4

Updated: This is not a file system problem.

I used to be able to enter:

$ echo kødpålæg

But now bash/zsh change this to:

bash$ echo kddddddddplg
zsh$ echo k<c3><b8>dp<c3><a5>l<c3><a6>g

I can run cat and enter 'kødpålæg' with no problem:

$ cat
kødpålæg
kødpålæg

This is both with this environment:

$ locale   
LANG=C
LANGUAGE=C
LC_CTYPE="C"
LC_NUMERIC="C"
LC_TIME="C"
LC_COLLATE="C"
LC_MONETARY="C"
LC_MESSAGES="C"
LC_PAPER="C"
LC_NAME="C"
LC_ADDRESS="C"
LC_TELEPHONE="C"
LC_MEASUREMENT="C"
LC_IDENTIFICATION="C"
LC_ALL=C

and in this:

$ locale 
LANG=da_DK.utf8
LANGUAGE=da_DK.utf8
LC_CTYPE="da_DK.utf8"
LC_NUMERIC="da_DK.utf8"
LC_TIME="da_DK.utf8"
LC_COLLATE="da_DK.utf8"
LC_MONETARY="da_DK.utf8"
LC_MESSAGES="da_DK.utf8"
LC_PAPER="da_DK.utf8"
LC_NAME="da_DK.utf8"
LC_ADDRESS="da_DK.utf8"
LC_TELEPHONE="da_DK.utf8"
LC_MEASUREMENT="da_DK.utf8"
LC_IDENTIFICATION="da_DK.utf8"
LC_ALL=da_DK.utf8

csh does not change 'kødpålæg'.

How can I get the old behaviour back, so I can enter 'kødpålæg'?

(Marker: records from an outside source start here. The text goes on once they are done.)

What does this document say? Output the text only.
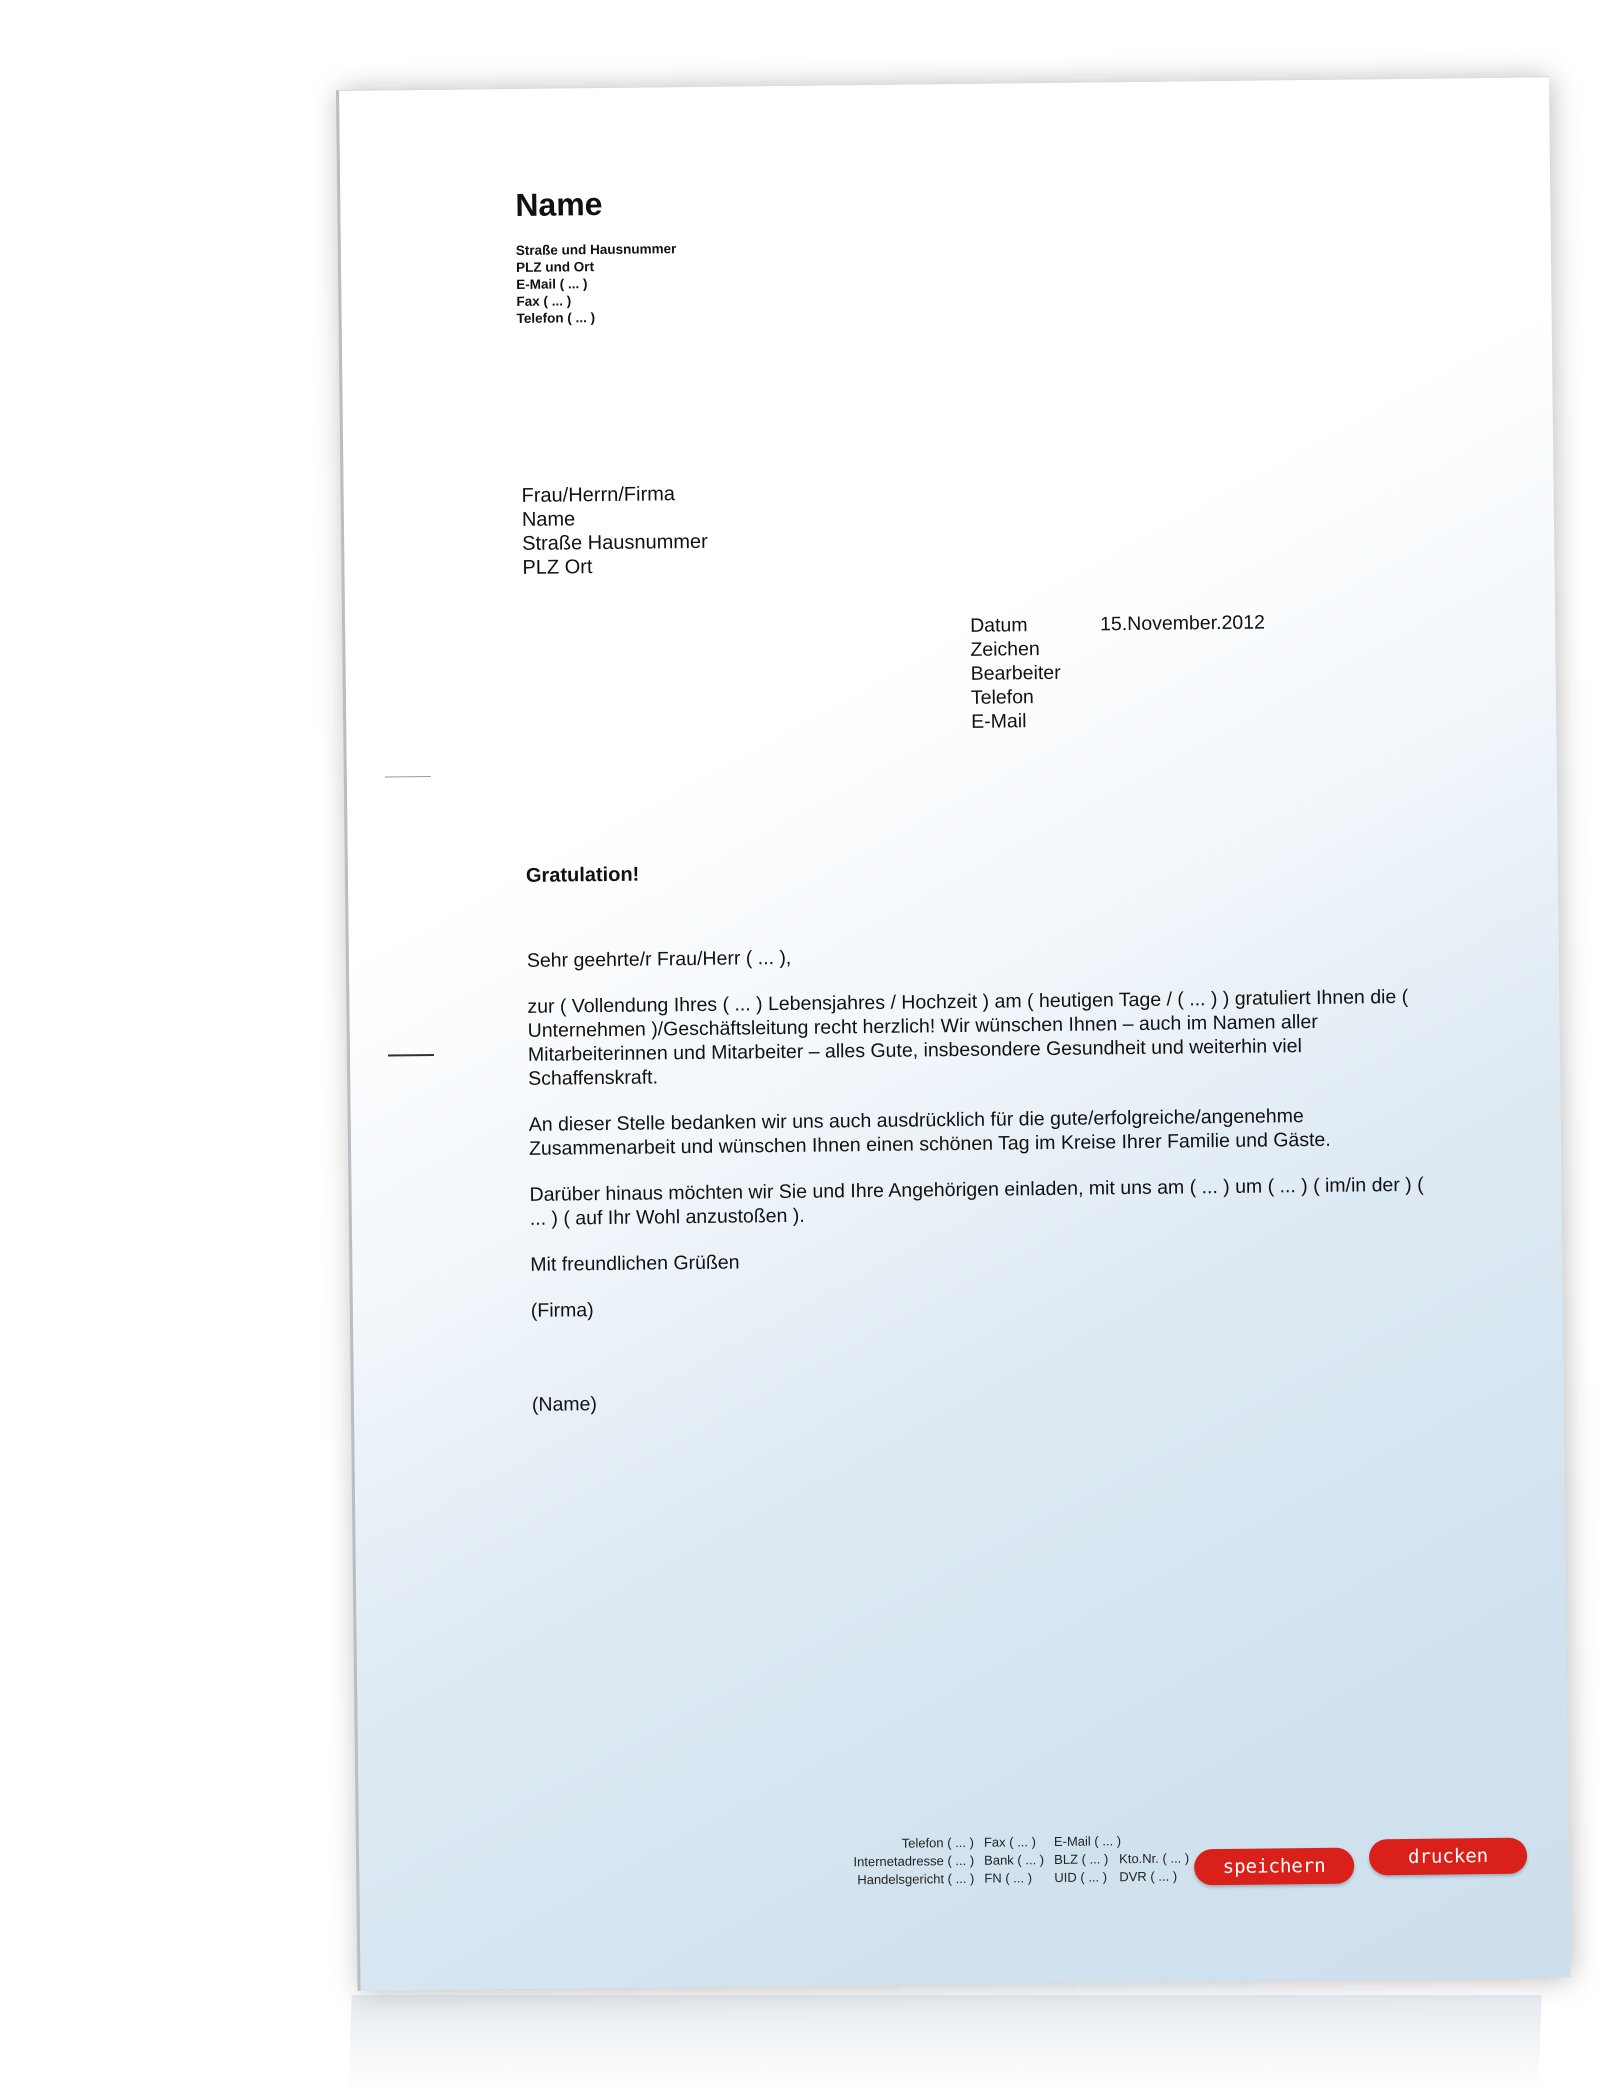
Name
Straße und Hausnummer
PLZ und Ort
E-Mail ( ... )
Fax ( ... )
Telefon ( ... )
Frau/Herrn/Firma
Name
Straße Hausnummer
PLZ Ort
Datum	15.November.2012
Zeichen
Bearbeiter
Telefon
E-Mail
Gratulation!

Sehr geehrte/r Frau/Herr ( ... ),

zur ( Vollendung Ihres ( ... ) Lebensjahres / Hochzeit ) am ( heutigen Tage / ( ... ) ) gratuliert Ihnen die ( Unternehmen )/Geschäftsleitung recht herzlich! Wir wünschen Ihnen – auch im Namen aller Mitarbeiterinnen und Mitarbeiter – alles Gute, insbesondere Gesundheit und weiterhin viel Schaffenskraft.

An dieser Stelle bedanken wir uns auch ausdrücklich für die gute/erfolgreiche/angenehme Zusammenarbeit und wünschen Ihnen einen schönen Tag im Kreise Ihrer Familie und Gäste.

Darüber hinaus möchten wir Sie und Ihre Angehörigen einladen, mit uns am ( ... ) um ( ... ) ( im/in der ) ( ... ) ( auf Ihr Wohl anzustoßen ).

Mit freundlichen Grüßen

(Firma)

(Name)

Telefon ( ... ) Fax ( ... )	E-Mail ( ... )
Internetadresse ( ... ) Bank ( ... ) BLZ ( ... ) Kto.Nr. ( ... )
Handelsgericht ( ... ) FN ( ... )	UID ( ... ) DVR ( ... )	speichern	drucken
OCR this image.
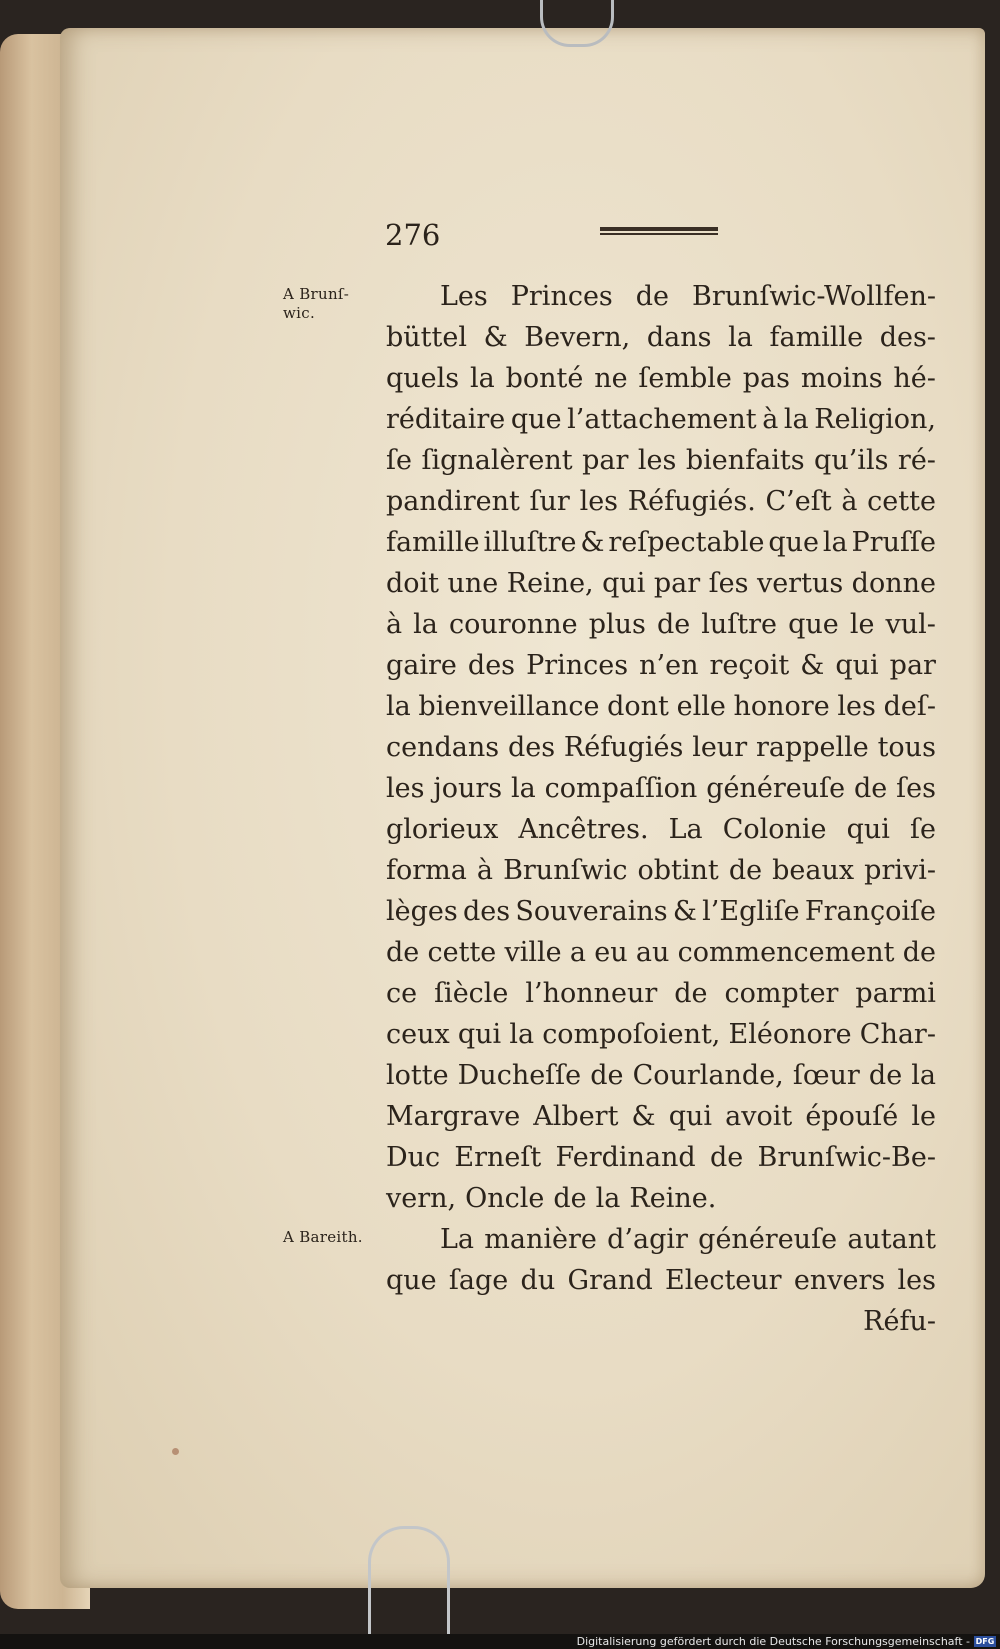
276
A Brunſ-
wic.
A Bareith.
Les Princes de Brunſwic-Wollfen-
büttel & Bevern, dans la famille des-
quels la bonté ne ſemble pas moins hé-
réditaire que l’attachement à la Religion,
ſe ſignalèrent par les bienfaits qu’ils ré-
pandirent ſur les Réfugiés. C’eſt à cette
famille illuſtre & reſpectable que la Pruſſe
doit une Reine, qui par ſes vertus donne
à la couronne plus de luſtre que le vul-
gaire des Princes n’en reçoit & qui par
la bienveillance dont elle honore les deſ-
cendans des Réfugiés leur rappelle tous
les jours la compaſſion généreuſe de ſes
glorieux Ancêtres. La Colonie qui ſe
forma à Brunſwic obtint de beaux privi-
lèges des Souverains & l’Egliſe Françoiſe
de cette ville a eu au commencement de
ce ſiècle l’honneur de compter parmi
ceux qui la compoſoient, Eléonore Char-
lotte Ducheſſe de Courlande, ſœur de la
Margrave Albert & qui avoit épouſé le
Duc Erneſt Ferdinand de Brunſwic-Be-
vern, Oncle de la Reine.
La manière d’agir généreuſe autant
que ſage du Grand Electeur envers les
Réfu-
Digitalisierung gefördert durch die Deutsche Forschungsgemeinschaft - DFG
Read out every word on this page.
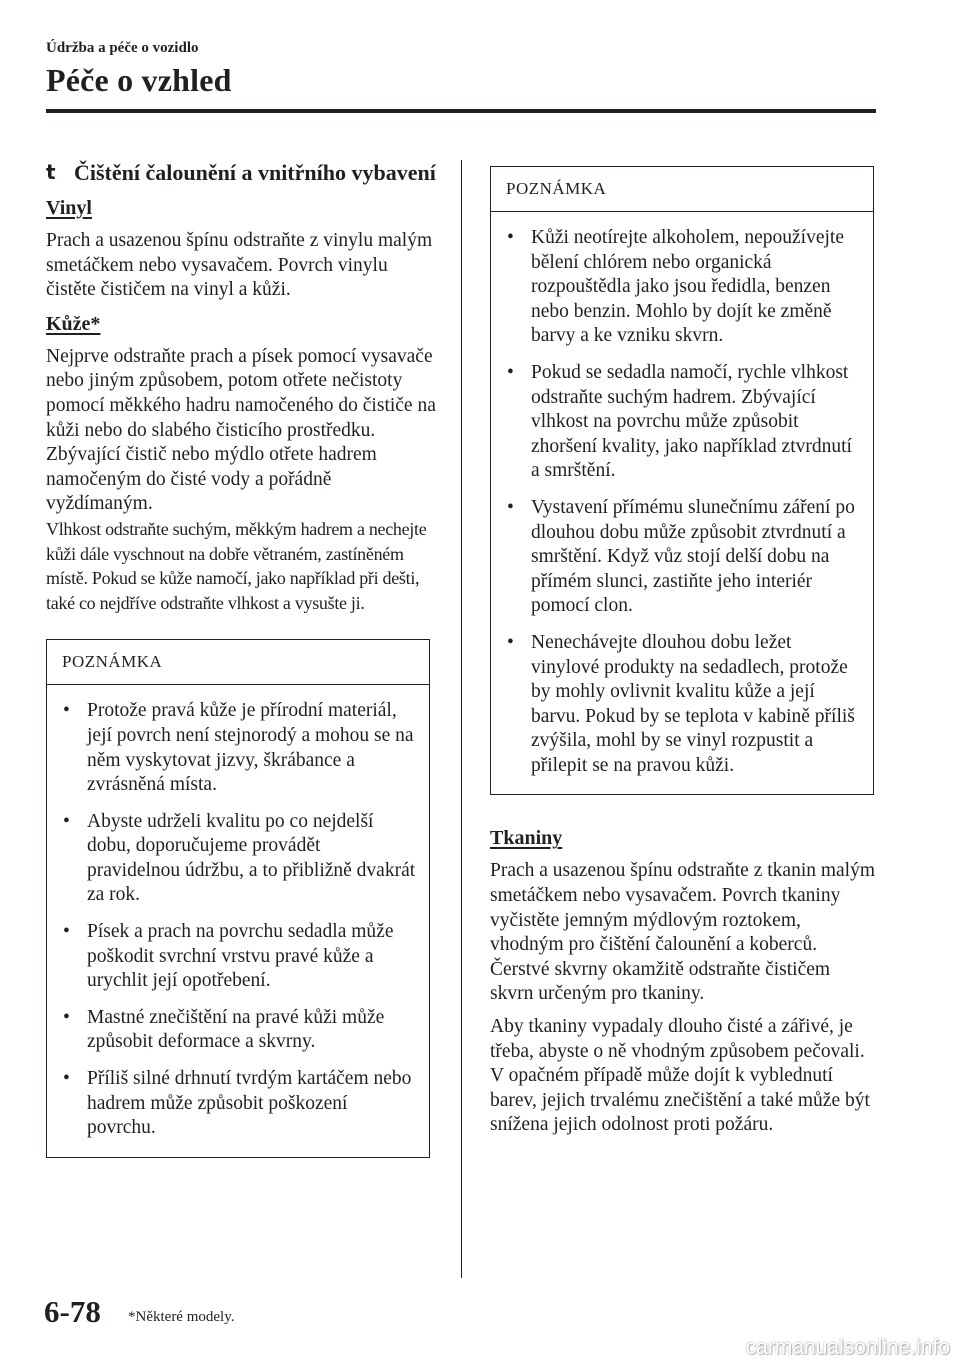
Údržba a péče o vozidlo
Péče o vzhled
t Čištění čalounění a vnitřního vybavení
Vinyl

Prach a usazenou špínu odstraňte z vinylu malým smetáčkem nebo vysavačem. Povrch vinylu čistěte čističem na vinyl a kůži.

Kůže*

Nejprve odstraňte prach a písek pomocí vysavače nebo jiným způsobem, potom otřete nečistoty pomocí měkkého hadru namočeného do čističe na kůži nebo do slabého čisticího prostředku. Zbývající čistič nebo mýdlo otřete hadrem namočeným do čisté vody a pořádně vyždímaným.

Vlhkost odstraňte suchým, měkkým hadrem a nechejte kůži dále vyschnout na dobře větraném, zastíněném místě. Pokud se kůže namočí, jako například při dešti, také co nejdříve odstraňte vlhkost a vysušte ji.

POZNÁMKA
• Protože pravá kůže je přírodní materiál, její povrch není stejnorodý a mohou se na něm vyskytovat jizvy, škrábance a zvrásněná místa.
• Abyste udrželi kvalitu po co nejdelší dobu, doporučujeme provádět pravidelnou údržbu, a to přibližně dvakrát za rok.
• Písek a prach na povrchu sedadla může poškodit svrchní vrstvu pravé kůže a urychlit její opotřebení.
• Mastné znečištění na pravé kůži může způsobit deformace a skvrny.
• Příliš silné drhnutí tvrdým kartáčem nebo hadrem může způsobit poškození povrchu.
POZNÁMKA
• Kůži neotírejte alkoholem, nepoužívejte bělení chlórem nebo organická rozpouštědla jako jsou ředidla, benzen nebo benzin. Mohlo by dojít ke změně barvy a ke vzniku skvrn.
• Pokud se sedadla namočí, rychle vlhkost odstraňte suchým hadrem. Zbývající vlhkost na povrchu může způsobit zhoršení kvality, jako například ztvrdnutí a smrštění.
• Vystavení přímému slunečnímu záření po dlouhou dobu může způsobit ztvrdnutí a smrštění. Když vůz stojí delší dobu na přímém slunci, zastiňte jeho interiér pomocí clon.
• Nenechávejte dlouhou dobu ležet vinylové produkty na sedadlech, protože by mohly ovlivnit kvalitu kůže a její barvu. Pokud by se teplota v kabině příliš zvýšila, mohl by se vinyl rozpustit a přilepit se na pravou kůži.
Tkaniny

Prach a usazenou špínu odstraňte z tkanin malým smetáčkem nebo vysavačem. Povrch tkaniny vyčistěte jemným mýdlovým roztokem, vhodným pro čištění čalounění a koberců. Čerstvé skvrny okamžitě odstraňte čističem skvrn určeným pro tkaniny.

Aby tkaniny vypadaly dlouho čisté a zářivé, je třeba, abyste o ně vhodným způsobem pečovali. V opačném případě může dojít k vyblednutí barev, jejich trvalému znečištění a také může být snížena jejich odolnost proti požáru.

6-78 *Některé modely.
carmanualsonline.info
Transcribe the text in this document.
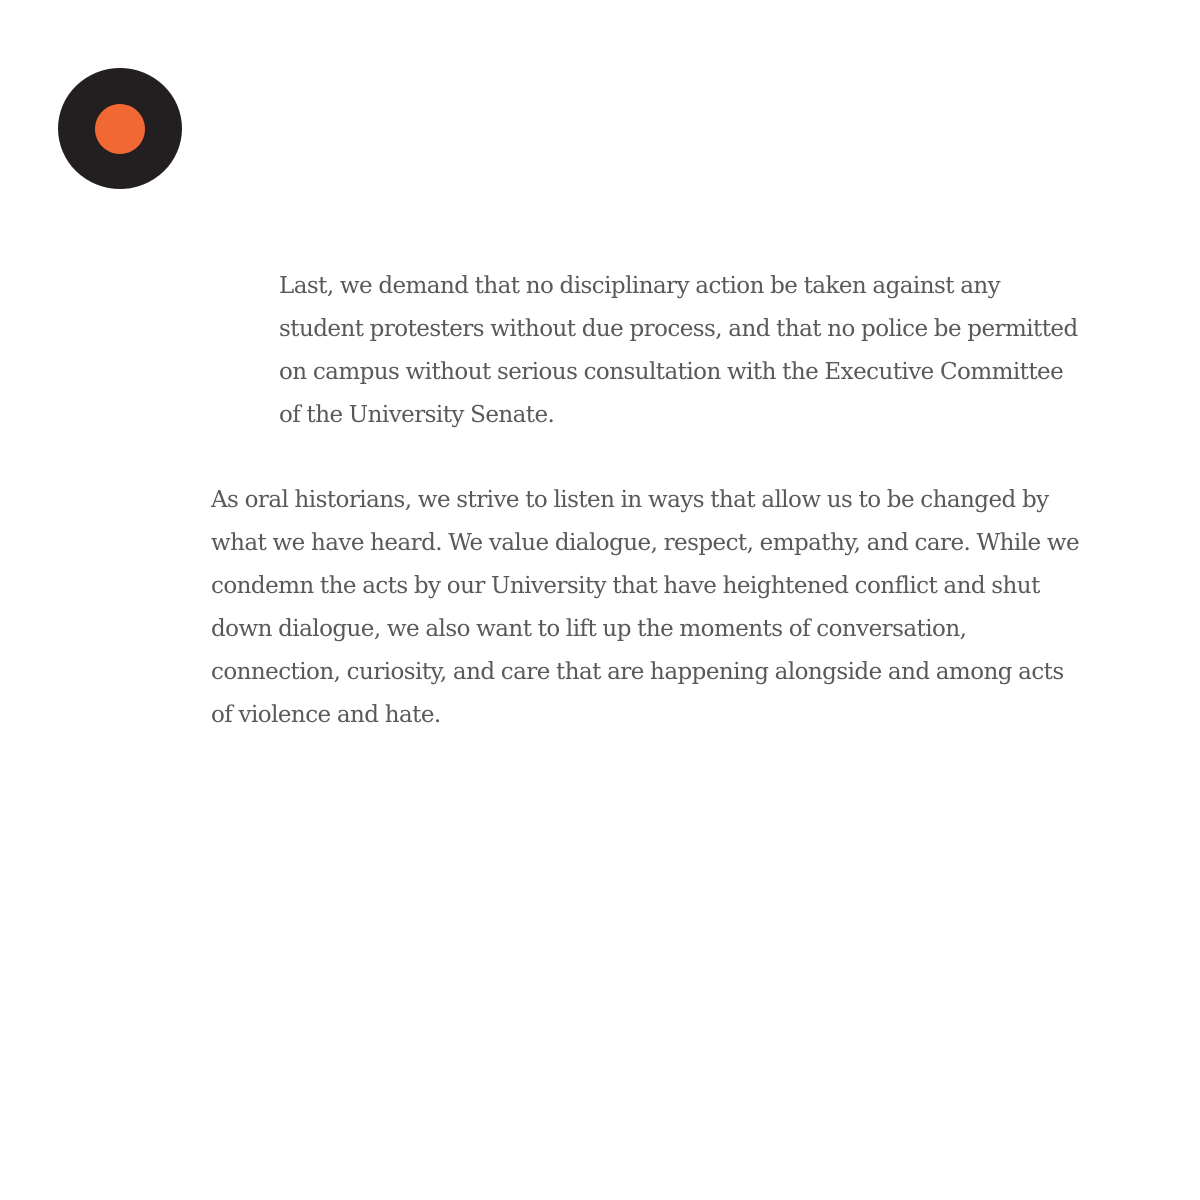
Last, we demand that no disciplinary action be taken against any
student protesters without due process, and that no police be permitted
on campus without serious consultation with the Executive Committee
of the University Senate.

As oral historians, we strive to listen in ways that allow us to be changed by
what we have heard. We value dialogue, respect, empathy, and care. While we
condemn the acts by our University that have heightened conflict and shut
down dialogue, we also want to lift up the moments of conversation,
connection, curiosity, and care that are happening alongside and among acts
of violence and hate.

Running any of these give the old behaviour:

LC_ALL=en_GB.utf-8 luit
LC_ALL=da_DK.utf-8 luit
LC_ALL=en_GB.iso88591 luit
LC_ALL=da_DK.iso88591 luit

but only for that single session.

This:

$ od -An -vtx1
ø

Gives:

 c3 b8 0a

So it seems the input from Konsole to bash is UTF8.

$ konsole --version
QCoreApplication::arguments: Please instantiate the QApplication object first
Qt: 5.5.1
KDE Frameworks: 5.18.0
Konsole: 15.12.3

$ bash --version
GNU bash, version 4.3.48(1)-release (x86_64-pc-linux-gnu)
Copyright (C) 2013 Free Software Foundation, Inc.
License GPLv3+: GNU GPL version 3 or later <http://gnu.org/licenses/gpl.html>

This is free software; you are free to change and redistribute it.
There is NO WARRANTY, to the extent permitted by law.

$ zsh --version
zsh 5.1.1 (x86_64-ubuntu-linux-gnu)

$ dpkg -l csh
Desired=Unknown/Install/Remove/Purge/Hold
| Status=Not/Inst/Conf-files/Unpacked/halF-conf/Half-inst/trig-aWait/Trig-pend
|/ Err?=(none)/Reinst-required (Status,Err: uppercase=bad)
||/ Name              Version       Architecture  Description
+++-=================-=============-=============-========================================
ii  csh               20110502-2.1u amd64         Shell with C-like syntax
Ole Tange
  • 35,514

2 Answers2

5

I'd say most likely your terminal is misconfigured and sends and displays characters in some single-byte character set, probably ISO8859-1 or ISO8859-15 given the sample characters you show instead of the locale's charset.

There is typically no ø, å, æ character in the C locale and the ISO8859-1(5) encoding of those characters (0xf8, 0xe5, 0xe6) don't form valid characters in UTF-8. Line editors like readline or zle need to decode those into characters as they need to know how many bytes make up a display column so they can do cursor positioning correctly.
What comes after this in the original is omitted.